In October, a senior ELN fighter, Andres Vanegas Londoño, or ‘Uriel’, a well-known popular public relations figure, was killed by state special forces. There was a reward of 500 million pesos (around $130,000) for his capture.

FARC-EP

In August 2019, Ivan Márquez and other long-time leaders of the Revolutionary Armed Forces of Colombia (FARC-EP) and architects of the group’s now frustrated 2016 peace deal with the state, returned to the guerrilla struggle.2 Some 2,000 FARC-EP members refused the peace deal. In parts of Colombia FARC-EP members joined the ELN. In June 2020, rearmed FARC dissidents in northern Antioquia using their ‘Special Anti-paramilitary commando’, attacked the criminal Clan del Golfo in Operation Mil. Other rearmed guerrillas work with the Southwestern Bloc of ‘Ivan Mordizco’, the first commander to abandon the peace process, and ‘Gentil Duarte’, or operate independently. In 2018, the dissenting FARC had a presence in 55 municipalities, today it is 100. The ELN had a presence in 90, now it is 175.

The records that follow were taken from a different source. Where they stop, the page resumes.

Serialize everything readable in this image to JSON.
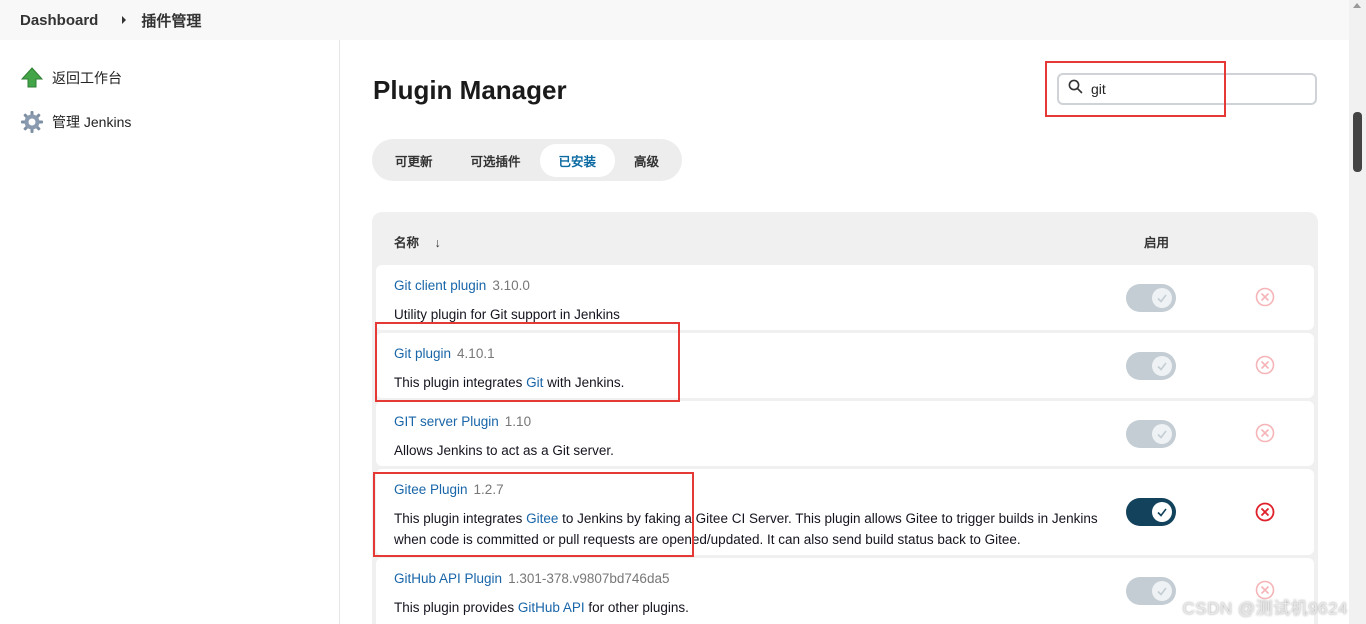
{
  "breadcrumb": {
    "home": "Dashboard",
    "current": "插件管理"
  },
  "sidebar": {
    "items": [
      {
        "label": "返回工作台",
        "icon": "up-arrow-icon"
      },
      {
        "label": "管理 Jenkins",
        "icon": "gear-icon"
      }
    ]
  },
  "page": {
    "title": "Plugin Manager"
  },
  "search": {
    "value": "git",
    "placeholder": ""
  },
  "tabs": [
    {
      "label": "可更新",
      "active": false
    },
    {
      "label": "可选插件",
      "active": false
    },
    {
      "label": "已安装",
      "active": true
    },
    {
      "label": "高级",
      "active": false
    }
  ],
  "table": {
    "col_name": "名称",
    "sort_indicator": "↓",
    "col_enabled": "启用",
    "rows": [
      {
        "name": "Git client plugin",
        "version": "3.10.0",
        "desc_parts": [
          "Utility plugin for Git support in Jenkins"
        ],
        "enabled": true,
        "can_toggle": false
      },
      {
        "name": "Git plugin",
        "version": "4.10.1",
        "desc_parts": [
          "This plugin integrates ",
          "Git",
          " with Jenkins."
        ],
        "enabled": true,
        "can_toggle": false
      },
      {
        "name": "GIT server Plugin",
        "version": "1.10",
        "desc_parts": [
          "Allows Jenkins to act as a Git server."
        ],
        "enabled": true,
        "can_toggle": false
      },
      {
        "name": "Gitee Plugin",
        "version": "1.2.7",
        "desc_parts": [
          "This plugin integrates ",
          "Gitee",
          " to Jenkins by faking a Gitee CI Server. This plugin allows Gitee to trigger builds in Jenkins when code is committed or pull requests are opened/updated. It can also send build status back to Gitee."
        ],
        "enabled": true,
        "can_toggle": true
      },
      {
        "name": "GitHub API Plugin",
        "version": "1.301-378.v9807bd746da5",
        "desc_parts": [
          "This plugin provides ",
          "GitHub API",
          " for other plugins."
        ],
        "enabled": true,
        "can_toggle": false
      }
    ]
  },
  "colors": {
    "link": "#1865a8",
    "toggle_on": "#13435c",
    "toggle_disabled": "#c3cdd3",
    "uninstall_active": "#e0202a",
    "uninstall_disabled": "#f5b5b8",
    "annotation": "#e53935"
  },
  "watermark": "CSDN @测试机9624"
}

Political assassinations are bound up with criminal land clearance. In September 2020, illegal armed groups killed five members of the Awa Indigenous community and kidnapped another 40 members after it broke into the Awa people’s Inda Sabaleta reservation, in the Narino Department. In July 2020, Colombia’s Peasant Association of Catatumbo reported a massacre of eight farmers by ‘Los Rastrojos’, which forced at least 120 people to leave their communities in the municipality of Cucuta. The Ombudsman’s Office reported that overall, 28,500 Colombians were forced from their homes in 2020 due to violence, 14,000 people were displaced from Nariño, and 21 massive mobilisations involving over 9,200 people were recorded in Choco.

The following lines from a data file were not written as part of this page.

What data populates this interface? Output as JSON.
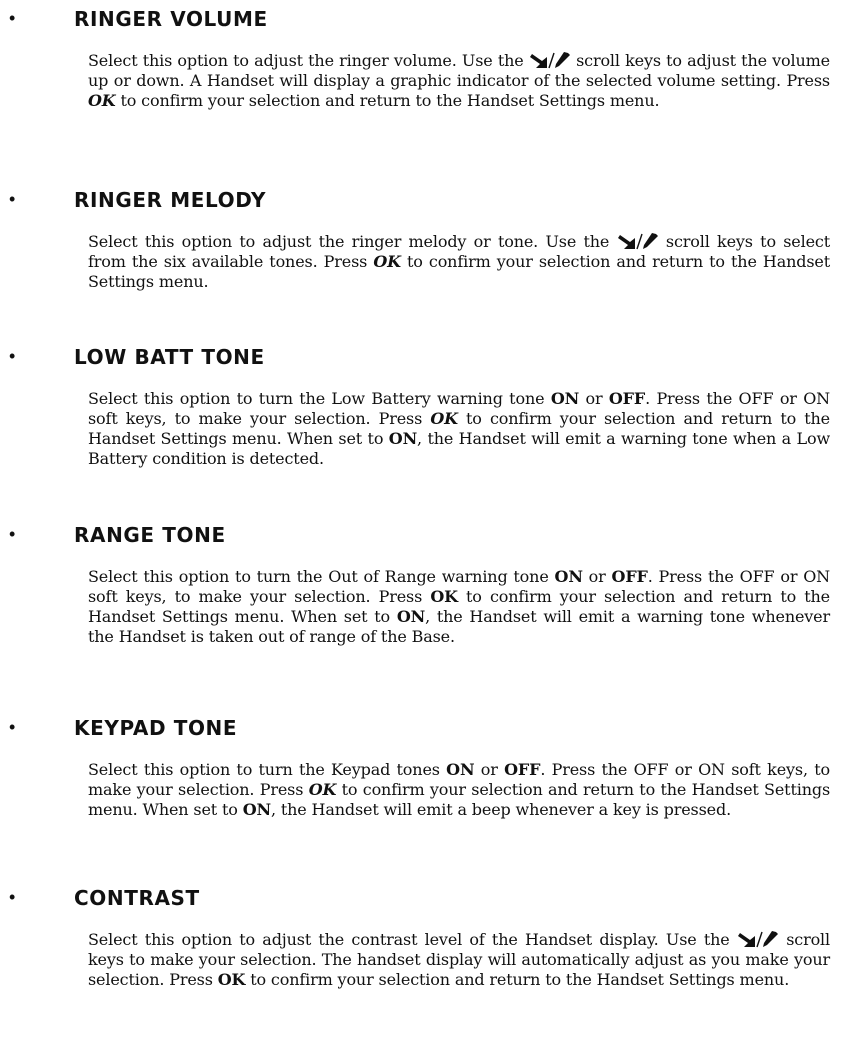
{
  "sections": [
    {
      "bullet": "•",
      "heading": "RINGER VOLUME",
      "text": {
        "t1": "Select this option to adjust the ringer volume.  Use the",
        "t2": "scroll keys to adjust the volume up or down.  A Handset will display a graphic indicator of the selected volume setting.  Press",
        "ok": "OK",
        "t3": "to confirm your selection and return to the Handset Settings menu."
      }
    },
    {
      "bullet": "•",
      "heading": "RINGER MELODY",
      "text": {
        "t1": "Select this option to adjust the ringer melody or tone.  Use the",
        "t2": "scroll keys to select from the six available tones. Press",
        "ok": "OK",
        "t3": "to confirm your selection and return to the Handset Settings menu."
      }
    },
    {
      "bullet": "•",
      "heading": "LOW BATT TONE",
      "text": {
        "t1": "Select this option to turn the Low Battery warning tone",
        "on1": "ON",
        "t2": "or",
        "off1": "OFF",
        "t3": ".  Press the OFF or ON soft keys, to make your selection. Press",
        "ok": "OK",
        "t4": "to confirm your selection and return to the Handset Settings menu.  When set to",
        "on2": "ON",
        "t5": ", the Handset will emit a warning tone when a Low Battery condition is detected."
      }
    },
    {
      "bullet": "•",
      "heading": "RANGE TONE",
      "text": {
        "t1": "Select this option to turn the Out of Range warning tone",
        "on1": "ON",
        "t2": "or",
        "off1": "OFF",
        "t3": ".  Press the OFF or ON soft keys, to make your selection. Press",
        "ok": "OK",
        "t4": "to confirm your selection and return to the Handset Settings menu.  When set to",
        "on2": "ON",
        "t5": ", the Handset will emit a warning tone whenever the Handset is taken out of range of the Base."
      }
    },
    {
      "bullet": "•",
      "heading": "KEYPAD TONE",
      "text": {
        "t1": "Select this option to turn the Keypad tones",
        "on1": "ON",
        "t2": "or",
        "off1": "OFF",
        "t3": ".  Press the OFF or ON soft keys, to make your selection. Press",
        "ok": "OK",
        "t4": "to confirm your selection and return to the Handset Settings menu.  When set to",
        "on2": "ON",
        "t5": ", the Handset will emit a beep whenever a key is pressed."
      }
    },
    {
      "bullet": "•",
      "heading": "CONTRAST",
      "text": {
        "t1": "Select this option to adjust the contrast level of the Handset display.  Use the",
        "t2": "scroll keys to make your selection.  The handset display will automatically adjust as you make your selection. Press",
        "ok": "OK",
        "t3": "to confirm your selection and return to the Handset Settings menu."
      }
    }
  ],
  "icons": {
    "scroll_keys": "scroll-down-up-arrows-icon"
  }
}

With a ruling class dependent upon the most vindictive agents of US imperialism, a ruling class desperate to maintain its direct and personal control of the country’s resources, a ruling class riddled with compromise and collusion with the region’s drug barons, Duque represents the practical abandonment of the 2016 Peace Agreement. Only the immense struggles and sacrifice of the Colombian working class, armed where necessary to defend itself from the slaughter being brought down upon it, can resolve the continuing and bloody crisis in the interests of the mass of Colombians.